For the Dallas case, we have not just done the above iterations, but we have used the set-up for extensive studies of the computational performance. This included a systematic derivation of an equation for the computational performance, including such elements as CPU time, communication time (start-up and bandwidth), competition for bandwidth, etc. (see Appendix). That investigation, together with the results of the above graph partitioning investigations in Sec. 5.2, was used to make estimates for our Portland problem.
The result, for the 200000 link network, can be seen in Fig. 12. The figure shows predictions for the so-called real time ratio, which says how much faster than reality the simulation is. This is for example interesting for real time applications, since one wants the traffic forecast to be completed before the fact. The thick lines in the figure refer to a 250 MHz SUN Enterprise 4000 (dark) and a hypothetical machine consisting of the same CPUs but a two-dimensional communications topology. The Enterprise 4000 has a fast backplane, but it is still a bus communications system, thus leveling out at about 50 CPUs without getting faster than about twice as fast as real time. The 2-d communications topology does not have this problem, and speed-up is nearly linear. (Note, however, that the Enterprise 4000 does not accept more than 14 CPUs; Enterprise computers which accept more CPUs also have faster backplanes.) The other lines in Fig. 12 refer to parallel computers which again have a bus topology, but faster CPUS, faster network bandwidth, or both.
The prediction means the following: Let us assume we want to look at 24 hours of traffic, after 50 iterations. Using one CPU, it would take 500 days to get the desired result. Using 500 CPUs and a 2-d communications topology, it would still take a day.

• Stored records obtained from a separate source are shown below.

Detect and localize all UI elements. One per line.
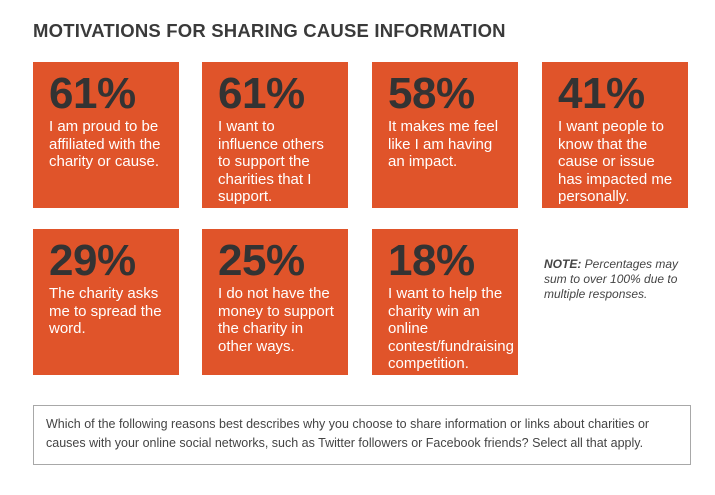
stat-percent: 18% (388, 236, 475, 285)
stat-tile: 18% I want to help the charity win an on… (372, 229, 518, 375)
stat-percent: 29% (49, 236, 136, 285)
stat-label: I want to help the charity win an online… (388, 285, 514, 372)
footnote-label: NOTE: (544, 257, 582, 271)
stat-label: I am proud to be affiliated with the cha… (49, 118, 161, 170)
survey-question: Which of the following reasons best desc… (33, 405, 691, 465)
stat-tile: 41% I want people to know that the cause… (542, 62, 688, 208)
stat-label: The charity asks me to spread the word. (49, 285, 162, 337)
stat-tile: 61% I am proud to be affiliated with the… (33, 62, 179, 208)
stat-percent: 25% (218, 236, 305, 285)
stat-tile: 25% I do not have the money to support t… (202, 229, 348, 375)
stat-percent: 58% (388, 69, 475, 118)
stat-percent: 61% (218, 69, 305, 118)
stat-label: It makes me feel like I am having an imp… (388, 118, 499, 170)
stat-tile: 29% The charity asks me to spread the wo… (33, 229, 179, 375)
stat-label: I want to influence others to support th… (218, 118, 324, 205)
stat-percent: 61% (49, 69, 136, 118)
stat-tile: 61% I want to influence others to suppor… (202, 62, 348, 208)
footnote: NOTE: Percentages may sum to over 100% d… (544, 257, 694, 302)
stat-tile: 58% It makes me feel like I am having an… (372, 62, 518, 208)
footnote-text: Percentages may sum to over 100% due to … (544, 257, 679, 301)
stat-percent: 41% (558, 69, 645, 118)
stat-label: I do not have the money to support the c… (218, 285, 334, 355)
page-title: MOTIVATIONS FOR SHARING CAUSE INFORMATIO… (33, 20, 506, 41)
stat-label: I want people to know that the cause or … (558, 118, 673, 205)
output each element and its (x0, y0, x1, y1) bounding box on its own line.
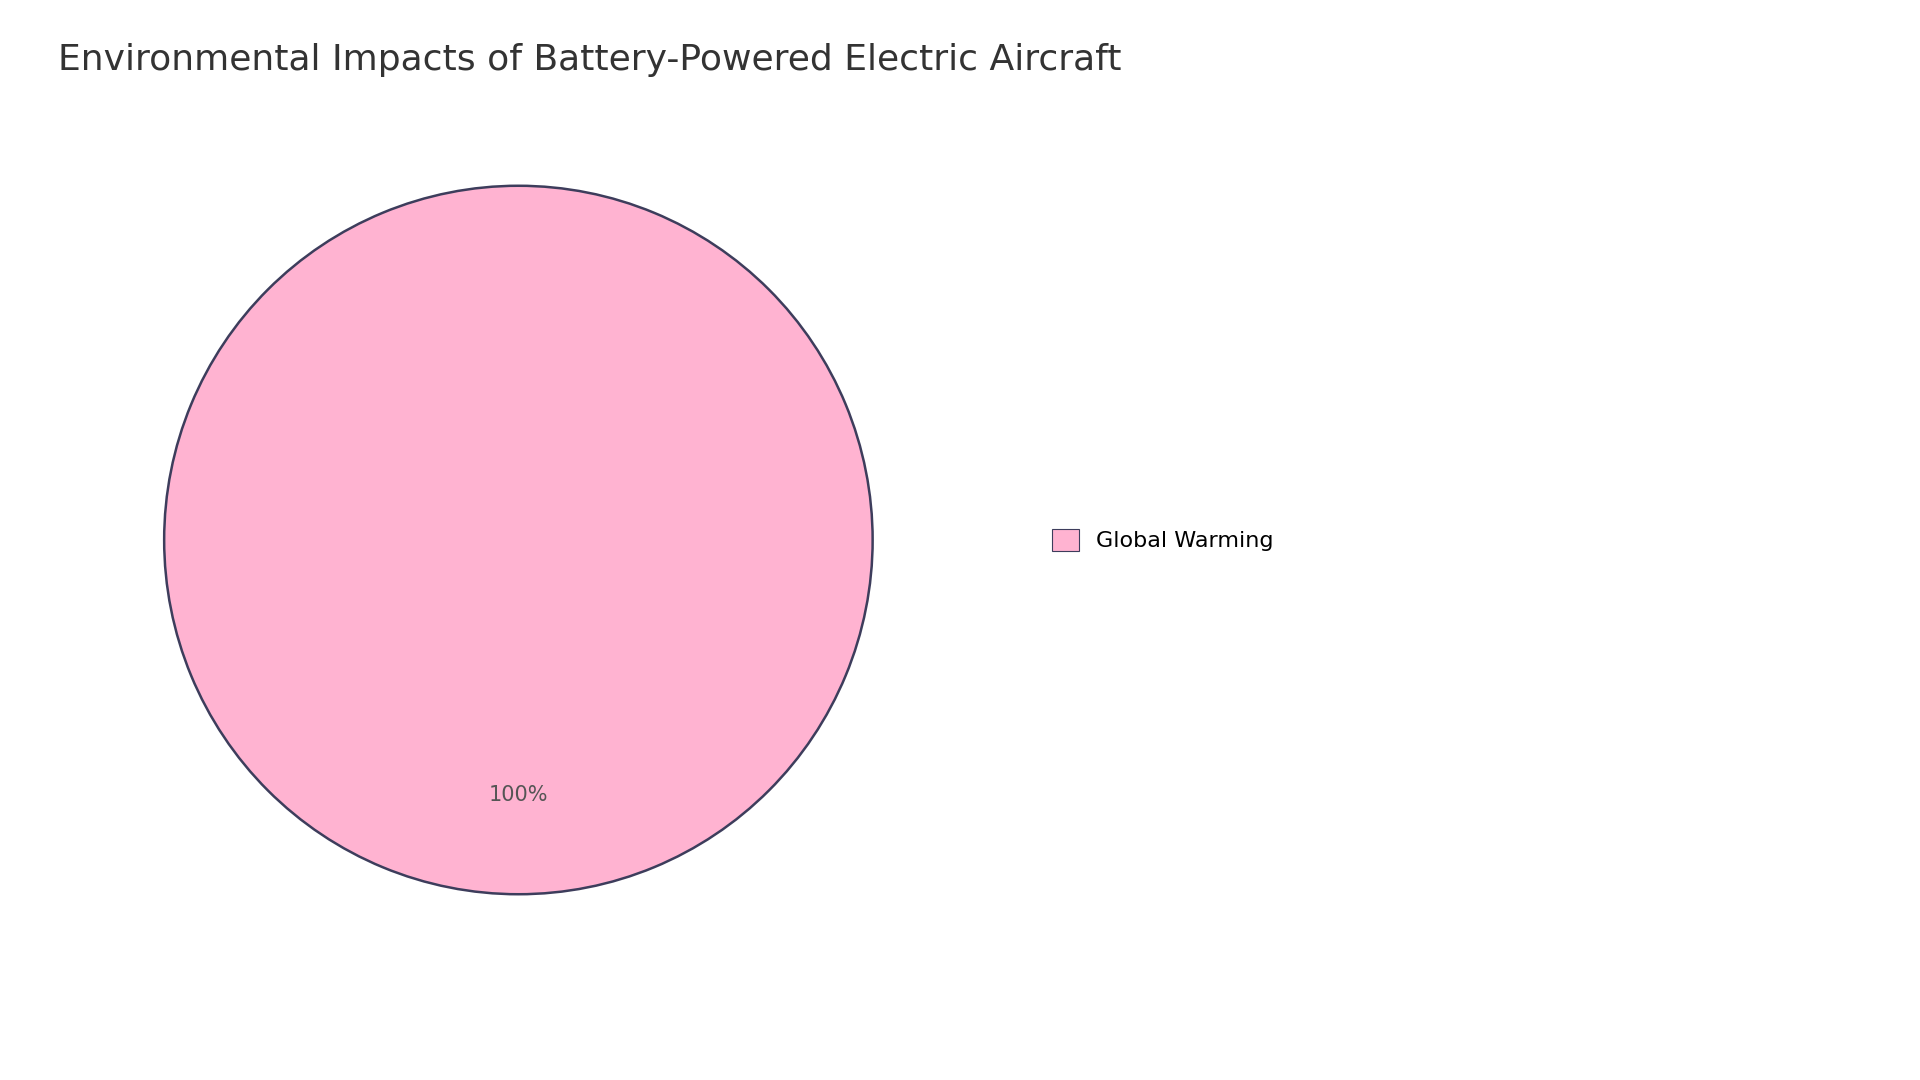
Wedge shape (165, 186, 872, 894)
Text: 100%: 100% (490, 785, 547, 805)
Text: Environmental Impacts of Battery-Powered Electric Aircraft: Environmental Impacts of Battery-Powered… (58, 43, 1121, 77)
Legend: Global Warming: Global Warming (1043, 519, 1283, 561)
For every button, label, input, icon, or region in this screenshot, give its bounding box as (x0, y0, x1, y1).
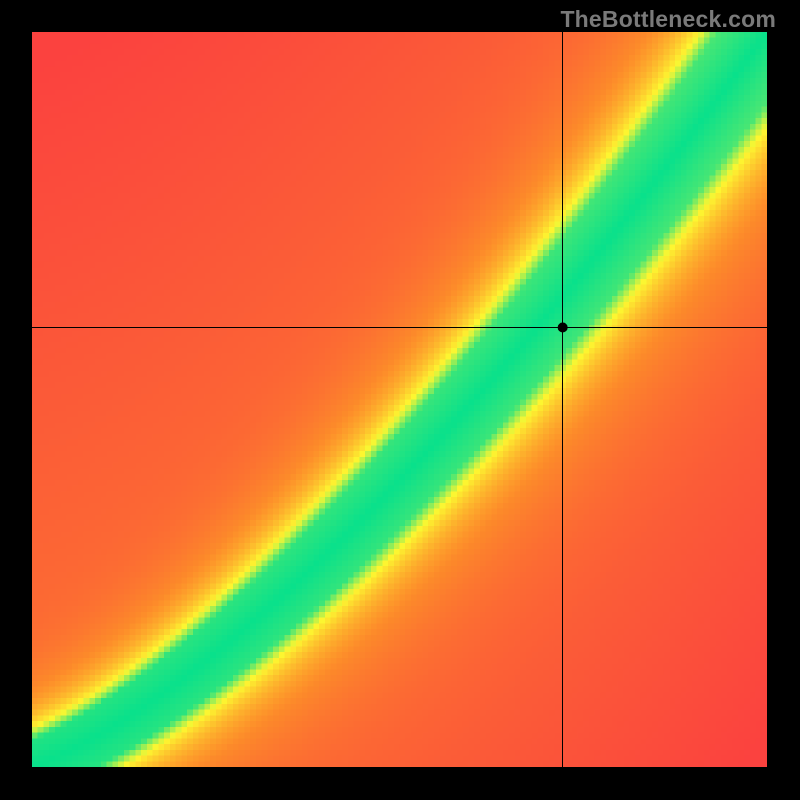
bottleneck-heatmap-container: TheBottleneck.com (0, 0, 800, 800)
watermark-text: TheBottleneck.com (560, 6, 776, 33)
crosshair-point (0, 0, 800, 800)
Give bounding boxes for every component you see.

Fig. 13 shows preliminary actual real time ratio measurements for a situation similar to the one that was predicted. However, the network for Fig. 13 is the 20024 links network, i.e. a factor of 10 smaller than the the network for which the predictions were made. The SGI Origin 2000 is a supercomputer with a more powerful communications technology than our Enterprise 4000. In fact, the Origin 2000 uses a hypercube communications topology, which is even more powerful than the 2-dimensional topology assumed for our computational speed predictions. Fig. 13 indeed confirms the predicted near-linear speed-up. The results in Fig. 13 are ``preliminary'' because, besides using the smaller network, for the simulations on the Origin 2000 no vehicles were in the simulation. In our experience, the addition of actual vehicles does not slow down the code enormously; in fact, on the Enterprise 4000 the ``Apr 1999'' runs (with vehicles) were faster than the ``Jun 1998'' runs without vehicles. This is due to additional code optimizations. We were not able to do the corresponding runs with vehicles on the Origin 2000 because our computing privileges had been revoked. Runs on the 200000 links network were not available when this article was written.
|
|